I didn’t have to listen. … Yes, I did. I did have to listen. So I did.

I loved it. I don’t think I laughed as much as I had on the earlier podcasts I listened to. I suspect that’s because I’m too familiar with the text. I spent too much time listening for the words I knew should be coming and not enough relaxing and enjoying the show for what it is. But it was still good fun.

I’m Australian, so I’m allowed to be mean about Australian accents. It’s a mongrel accent, bits and pieces from everywhere. The worst bits. In the spirit of our friendly rivalry with New Zealand, I’m tempted to suggest that the only good thing about an Australian accent is that it’s not a New Zealand accent, but my heart’s not really in it.

Anyway, the point is that Please Let Me Read To You tackled Entitled with Australian accents and thereby demonstrated clearly what a mongrel accent it really is. Good job!


Summary for readers/listeners:

What Please Let Me Read To You do won’t be for everyone, but you won’t know until you give them a try. Theirs is a casual performance. Mostly it sounds like some friends having a laugh, you just happen to be invited to listen in and laugh along with them.

They use some coarse language, and there may be some sexual references. The particular type of story will obviously have it’s own impact on the language used.
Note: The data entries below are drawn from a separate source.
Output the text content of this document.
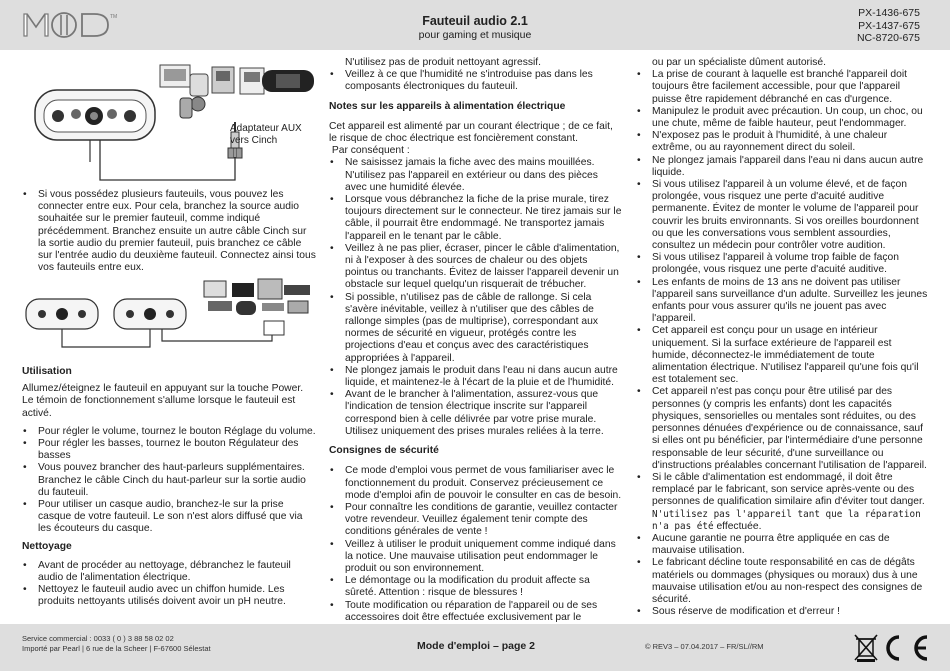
TM	Fauteuil audio 2.1
pour gaming et musique
PX-1436-675
PX-1437-675
NC-8720-675
Adaptateur AUX
vers Cinch
• Si vous possédez plusieurs fauteuils, vous pouvez les connecter entre eux. Pour cela, branchez la source audio souhaitée sur le premier fauteuil, comme indiqué précédemment. Branchez ensuite un autre câble Cinch sur la sortie audio du premier fauteuil, puis branchez ce câble sur l'entrée audio du deuxième fauteuil. Connectez ainsi tous vos fauteuils entre eux.

Utilisation

Allumez/éteignez le fauteuil en appuyant sur la touche Power. Le témoin de fonctionnement s'allume lorsque le fauteuil est activé.

• Pour régler le volume, tournez le bouton Réglage du volume.
• Pour régler les basses, tournez le bouton Régulateur des basses
• Vous pouvez brancher des haut-parleurs supplémentaires. Branchez le câble Cinch du haut-parleur sur la sortie audio du fauteuil.
• Pour utiliser un casque audio, branchez-le sur la prise casque de votre fauteuil. Le son n'est alors diffusé que via les écouteurs du casque.

Nettoyage

• Avant de procéder au nettoyage, débranchez le fauteuil audio de l'alimentation électrique.
• Nettoyez le fauteuil audio avec un chiffon humide. Les produits nettoyants utilisés doivent avoir un pH neutre.

N'utilisez pas de produit nettoyant agressif.

• Veillez à ce que l'humidité ne s'introduise pas dans les composants électroniques du fauteuil.

Notes sur les appareils à alimentation électrique

Cet appareil est alimenté par un courant électrique ; de ce fait, le risque de choc électrique est foncièrement constant.

Par conséquent :

• Ne saisissez jamais la fiche avec des mains mouillées. N'utilisez pas l'appareil en extérieur ou dans des pièces avec une humidité élevée.
• Lorsque vous débranchez la fiche de la prise murale, tirez toujours directement sur le connecteur. Ne tirez jamais sur le câble, il pourrait être endommagé. Ne transportez jamais l'appareil en le tenant par le câble.
• Veillez à ne pas plier, écraser, pincer le câble d'alimentation, ni à l'exposer à des sources de chaleur ou des objets pointus ou tranchants. Évitez de laisser l'appareil devenir un obstacle sur lequel quelqu'un risquerait de trébucher.
• Si possible, n'utilisez pas de câble de rallonge. Si cela s'avère inévitable, veillez à n'utiliser que des câbles de rallonge simples (pas de multiprise), correspondant aux normes de sécurité en vigueur, protégés contre les projections d'eau et conçus avec des caractéristiques appropriées à l'appareil.
• Ne plongez jamais le produit dans l'eau ni dans aucun autre liquide, et maintenez-le à l'écart de la pluie et de l'humidité.
• Avant de le brancher à l'alimentation, assurez-vous que l'indication de tension électrique inscrite sur l'appareil correspond bien à celle délivrée par votre prise murale. Utilisez uniquement des prises murales reliées à la terre.

Consignes de sécurité

• Ce mode d'emploi vous permet de vous familiariser avec le fonctionnement du produit. Conservez précieusement ce mode d'emploi afin de pouvoir le consulter en cas de besoin.
• Pour connaître les conditions de garantie, veuillez contacter votre revendeur. Veuillez également tenir compte des conditions générales de vente !
• Veillez à utiliser le produit uniquement comme indiqué dans la notice. Une mauvaise utilisation peut endommager le produit ou son environnement.
• Le démontage ou la modification du produit affecte sa sûreté. Attention : risque de blessures !
• Toute modification ou réparation de l'appareil ou de ses accessoires doit être effectuée exclusivement par le

ou par un spécialiste dûment autorisé.

• La prise de courant à laquelle est branché l'appareil doit toujours être facilement accessible, pour que l'appareil puisse être rapidement débranché en cas d'urgence.
• Manipulez le produit avec précaution. Un coup, un choc, ou une chute, même de faible hauteur, peut l'endommager.
• N'exposez pas le produit à l'humidité, à une chaleur extrême, ou au rayonnement direct du soleil.
• Ne plongez jamais l'appareil dans l'eau ni dans aucun autre liquide.
• Si vous utilisez l'appareil à un volume élevé, et de façon prolongée, vous risquez une perte d'acuité auditive permanente. Évitez de monter le volume de l'appareil pour couvrir les bruits environnants. Si vos oreilles bourdonnent ou que les conversations vous semblent assourdies, consultez un médecin pour contrôler votre audition.
• Si vous utilisez l'appareil à volume trop faible de façon prolongée, vous risquez une perte d'acuité auditive.
• Les enfants de moins de 13 ans ne doivent pas utiliser l'appareil sans surveillance d'un adulte. Surveillez les jeunes enfants pour vous assurer qu'ils ne jouent pas avec l'appareil.
• Cet appareil est conçu pour un usage en intérieur uniquement. Si la surface extérieure de l'appareil est humide, déconnectez-le immédiatement de toute alimentation électrique. N'utilisez l'appareil qu'une fois qu'il est totalement sec.
• Cet appareil n'est pas conçu pour être utilisé par des personnes (y compris les enfants) dont les capacités physiques, sensorielles ou mentales sont réduites, ou des personnes dénuées d'expérience ou de connaissance, sauf si elles ont pu bénéficier, par l'intermédiaire d'une personne responsable de leur sécurité, d'une surveillance ou d'instructions préalables concernant l'utilisation de l'appareil.
• Si le câble d'alimentation est endommagé, il doit être remplacé par le fabricant, son service après-vente ou des personnes de qualification similaire afin d'éviter tout danger. N'utilisez pas l'appareil tant que la réparation n'a pas été effectuée.
• Aucune garantie ne pourra être appliquée en cas de mauvaise utilisation.
• Le fabricant décline toute responsabilité en cas de dégâts matériels ou dommages (physiques ou moraux) dus à une mauvaise utilisation et/ou au non-respect des consignes de sécurité.
• Sous réserve de modification et d'erreur !
Service commercial : 0033 ( 0 ) 3 88 58 02 02
Importé par Pearl | 6 rue de la Scheer | F-67600 Sélestat	Mode d'emploi – page 2	© REV3 – 07.04.2017 – FR/SL//RM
I like what they do, I think they’re worth a listen. You get some laughs while also getting the general gist of a story you may never have picked up to read for yourself.


Summary for writers:

Let me try to be clear about this: They don’t make fun of your story, they have fun with your story. They don’t read it as you would for an audience you’re trying to impress with your dignity and eloquence; they perform it for an audience they are trying to amuse. It’s an adaptation of your story, done with your words but their deliberately skewed interpretation. It’s supposed to be fun.

This is a similar to saying that they don’t laugh at you, they laugh with you. Of course, that can only be true if you’re laughing too, which will only happen if you find this sort of thing funny. You need to be prepared to have your story mucked around a little, to be played with. If you can’t do that then this won’t be for you.

Ultimately, I was flattered that they thought my short story was something they could work with. My story was not written as a comedy, although it wasn’t written to be taken too seriously either. That they can take something like this and have fun with it is clever and different. I’m very pleased they asked to do my story.

P.S. They will take a look at submissions if you have something you think they might enjoy playing with.